"Si vous me dites qu'il y a un autre travail à prendre, je pars avec vous !" Les genoux immergés dans une eau boueuse, Alphonse s'interrompt un instant pour raconter les détours de la vie qui ont fait de lui un mineur clandestin.
"J'étais dans le commerce" à Lubumbashi, capitale du Katanga, la grande province minière du sud-est de la République démocratique du Congo, dit-il.
Il y a huit ans son affaire périclite et, faute de trouver un emploi, il rejoint le monde des "creuseurs artisanaux", ces damnés de la terre qui cherchent dans le riche sous-sol katangais de quoi survivre.
Ils seraient environ 130.000 comme lui à extraire chaque année au Katanga l'équivalent de 7.000 tonnes de cuivre pur et autant de cobalt, deux minerais dont la RDC, pays parmi les moins développés au monde, est l'un des premiers producteurs.
Quelque part entre Lubumbashi et Kolwezi, grand centre minier du sud du Katanga, Alphonse (les prénoms ont été changés) et une cinquantaine de ses compagnons d'infortune s'affairent autour d'un remblai proche d'une carrière cachée au milieu d'une forêt claire.
Les abords sont filtrés par des gardes plus ou moins vigilants.
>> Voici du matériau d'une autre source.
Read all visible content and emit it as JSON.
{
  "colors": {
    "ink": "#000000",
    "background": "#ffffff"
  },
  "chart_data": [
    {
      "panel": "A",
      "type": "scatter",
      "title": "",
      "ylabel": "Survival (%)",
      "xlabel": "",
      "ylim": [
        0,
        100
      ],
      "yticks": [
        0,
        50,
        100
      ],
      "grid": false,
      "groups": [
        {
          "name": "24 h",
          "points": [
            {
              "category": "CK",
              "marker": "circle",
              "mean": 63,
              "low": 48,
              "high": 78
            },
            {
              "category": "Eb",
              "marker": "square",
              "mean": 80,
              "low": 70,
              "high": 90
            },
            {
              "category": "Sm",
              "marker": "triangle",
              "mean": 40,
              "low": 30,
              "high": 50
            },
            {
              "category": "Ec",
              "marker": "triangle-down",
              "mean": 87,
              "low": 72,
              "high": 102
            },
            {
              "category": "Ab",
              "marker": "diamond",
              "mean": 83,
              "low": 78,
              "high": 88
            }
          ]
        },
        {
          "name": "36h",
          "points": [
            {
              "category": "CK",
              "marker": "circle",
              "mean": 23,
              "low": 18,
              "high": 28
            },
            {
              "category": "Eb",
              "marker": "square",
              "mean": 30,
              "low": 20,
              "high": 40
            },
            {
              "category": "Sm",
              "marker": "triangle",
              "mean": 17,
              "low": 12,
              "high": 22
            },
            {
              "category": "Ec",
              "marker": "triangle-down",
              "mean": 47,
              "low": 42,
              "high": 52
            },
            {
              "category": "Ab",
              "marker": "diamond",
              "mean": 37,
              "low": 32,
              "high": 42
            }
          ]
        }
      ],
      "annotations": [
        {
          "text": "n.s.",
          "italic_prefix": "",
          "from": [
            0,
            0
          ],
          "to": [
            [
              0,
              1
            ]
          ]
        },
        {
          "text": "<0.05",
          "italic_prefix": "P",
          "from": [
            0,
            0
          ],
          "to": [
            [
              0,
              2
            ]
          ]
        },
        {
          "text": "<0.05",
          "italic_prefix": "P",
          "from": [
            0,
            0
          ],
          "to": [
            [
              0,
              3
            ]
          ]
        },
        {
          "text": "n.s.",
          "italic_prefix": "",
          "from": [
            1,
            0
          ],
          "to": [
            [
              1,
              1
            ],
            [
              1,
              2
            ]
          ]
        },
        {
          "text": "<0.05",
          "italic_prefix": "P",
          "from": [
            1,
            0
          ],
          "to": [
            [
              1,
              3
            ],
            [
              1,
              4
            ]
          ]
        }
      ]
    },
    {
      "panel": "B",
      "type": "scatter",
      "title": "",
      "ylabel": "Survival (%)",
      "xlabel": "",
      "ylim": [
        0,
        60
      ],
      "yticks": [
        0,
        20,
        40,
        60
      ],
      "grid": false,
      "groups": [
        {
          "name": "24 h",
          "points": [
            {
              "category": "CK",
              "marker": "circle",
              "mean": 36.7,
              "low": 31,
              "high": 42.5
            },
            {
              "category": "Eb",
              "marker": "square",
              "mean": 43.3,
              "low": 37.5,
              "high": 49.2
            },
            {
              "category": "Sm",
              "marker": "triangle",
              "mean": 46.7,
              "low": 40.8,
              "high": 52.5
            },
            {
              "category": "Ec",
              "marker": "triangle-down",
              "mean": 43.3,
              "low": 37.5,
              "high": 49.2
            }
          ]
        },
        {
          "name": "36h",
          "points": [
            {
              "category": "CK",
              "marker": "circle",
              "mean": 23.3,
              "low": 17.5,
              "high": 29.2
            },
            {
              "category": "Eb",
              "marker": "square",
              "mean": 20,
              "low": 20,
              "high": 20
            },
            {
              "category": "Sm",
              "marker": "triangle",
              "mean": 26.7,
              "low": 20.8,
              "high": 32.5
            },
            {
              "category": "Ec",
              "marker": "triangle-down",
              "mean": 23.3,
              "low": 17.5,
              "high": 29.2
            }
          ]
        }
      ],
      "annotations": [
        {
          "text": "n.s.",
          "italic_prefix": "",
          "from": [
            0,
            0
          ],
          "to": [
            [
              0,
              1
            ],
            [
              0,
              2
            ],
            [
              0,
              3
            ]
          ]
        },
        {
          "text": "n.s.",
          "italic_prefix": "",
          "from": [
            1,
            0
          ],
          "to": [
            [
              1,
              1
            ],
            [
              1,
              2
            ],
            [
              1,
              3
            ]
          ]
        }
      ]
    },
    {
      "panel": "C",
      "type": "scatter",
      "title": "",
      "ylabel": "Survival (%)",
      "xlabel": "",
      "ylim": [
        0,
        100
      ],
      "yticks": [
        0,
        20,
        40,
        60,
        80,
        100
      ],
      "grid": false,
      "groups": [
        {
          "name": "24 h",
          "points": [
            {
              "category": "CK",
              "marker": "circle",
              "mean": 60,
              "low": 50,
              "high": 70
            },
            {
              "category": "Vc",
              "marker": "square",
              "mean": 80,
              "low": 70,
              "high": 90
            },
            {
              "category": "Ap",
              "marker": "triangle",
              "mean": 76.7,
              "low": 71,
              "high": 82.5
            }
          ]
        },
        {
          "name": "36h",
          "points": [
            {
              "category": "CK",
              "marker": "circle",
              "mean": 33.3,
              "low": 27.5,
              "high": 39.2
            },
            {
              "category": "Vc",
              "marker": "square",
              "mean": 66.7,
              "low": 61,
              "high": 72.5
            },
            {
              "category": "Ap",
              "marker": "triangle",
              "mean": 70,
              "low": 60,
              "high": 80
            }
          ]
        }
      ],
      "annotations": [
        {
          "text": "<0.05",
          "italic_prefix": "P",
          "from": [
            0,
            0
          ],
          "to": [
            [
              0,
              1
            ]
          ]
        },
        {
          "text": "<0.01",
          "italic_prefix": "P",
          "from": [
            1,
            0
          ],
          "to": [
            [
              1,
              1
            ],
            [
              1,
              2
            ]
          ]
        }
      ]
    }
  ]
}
Une fois les barrages passés, une équipe de l'AFP a dû gagner la confiance d'un cerbère congolais, Bobby, qui se présente comme le responsable de l'exploitation et qui n'est pas ravi de voir apparaître des journalistes.
"C'est pas +Katanga Business+ votre truc ?" lance-t-il d'emblée en faisant référence à un documentaire du cinéaste belge Thierry Michel sur les relations conflictuelles entre les creuseurs artisanaux et les groupes étrangers devenus maîtres des richesses locales.
Les gens connaissent l'endroit comme "Chez Monsieur Fernand". En réalité, dit Bobby, la mine appartient à un proche d'un haut dirigeant congolais et est exploitée en partenariat avec des Chinois.
Lui-même "autorise" les creuseurs à exploiter le remblai, mais ses patrons n'en savent rien. En échange, dit-il, les creuseurs lui laissent "une partie" de leur production, 30% si l'on en croit ceux-ci.
- Comptoir chinois -
La terre brun ocre a un air d'emmental. A la surface, de petits chemins dessinent les parcelles des uns et des autres, où l'on s'enfonce à la pelle, à la pioche ou à la barre à mine.
Certains sont déjà à plus de trois mètres sous la surface. On travaille ici depuis près de trois mois. Dans quelques semaines, le remblai aura été englouti et il faudra aller creuser ailleurs.
Le mélange de terre et de rocailles est transporté à dos d'homme jusqu'à la rivière en contrebas.
"On travaille par équipe de trois ou quatre", explique Dieudonné, "on s'arrête quand on est épuisés, on se repose une journée et on revient".
Si l'extraction est une affaire d'hommes uniquement, à la rivière, des femmes et des enfants aident pour le "lavage". Alphonse fait équipe avec son épouse et deux de ses filles, de 15 et 8 ans.
Âgé d'une quarantaine d'années, Alphonse en paraît bien dix de plus. A côté de lui, Henri, 30 ans, agite dans l'eau une nasse emplie du mélange extrait du remblai afin d'enlever un maximum de terre.
Alphonse en est au stade suivant : la séparation gravimétrique. Dans l'industrie, l'opération est réalisée par des machines élaborées. Ici tout se fait à la main sous un soleil relativement clément en ce début d'hiver équatorial, la "saison fraîche".
A l'aide d'un plateau en bois, qu'il remue en affleurant la surface de l'eau, il sépare le cobalt des autres éléments. Plus dense, le cobalt retombe au fond. Il reste à enlever la couche supérieure pour faire sécher le minerai noir qui contient 6 à 7% de cobalt avant de le mettre en sac.
La production sera vendue à quelques kilomètres, à un comptoir tenu par "des Chinois", qu'on accuse de truquer les instruments de mesure.
"On accepte leur prix, on n'a pas le choix", dit Ernestine, la femme d'Alphonse.
Les moins bien lotis disent gagner 7.000 à 8.000 francs congolais (6,7 à 7,6 euros) par jour. Alphonse affirme pouvoir gagner jusqu'à quelques centaines de dollars par semaine pour sa famille.
De toute évidence, l'affaire est plus rentable pour Bobby. Celui-ci s'apprête d'ailleurs à lever les voiles et à se mettre à son compte.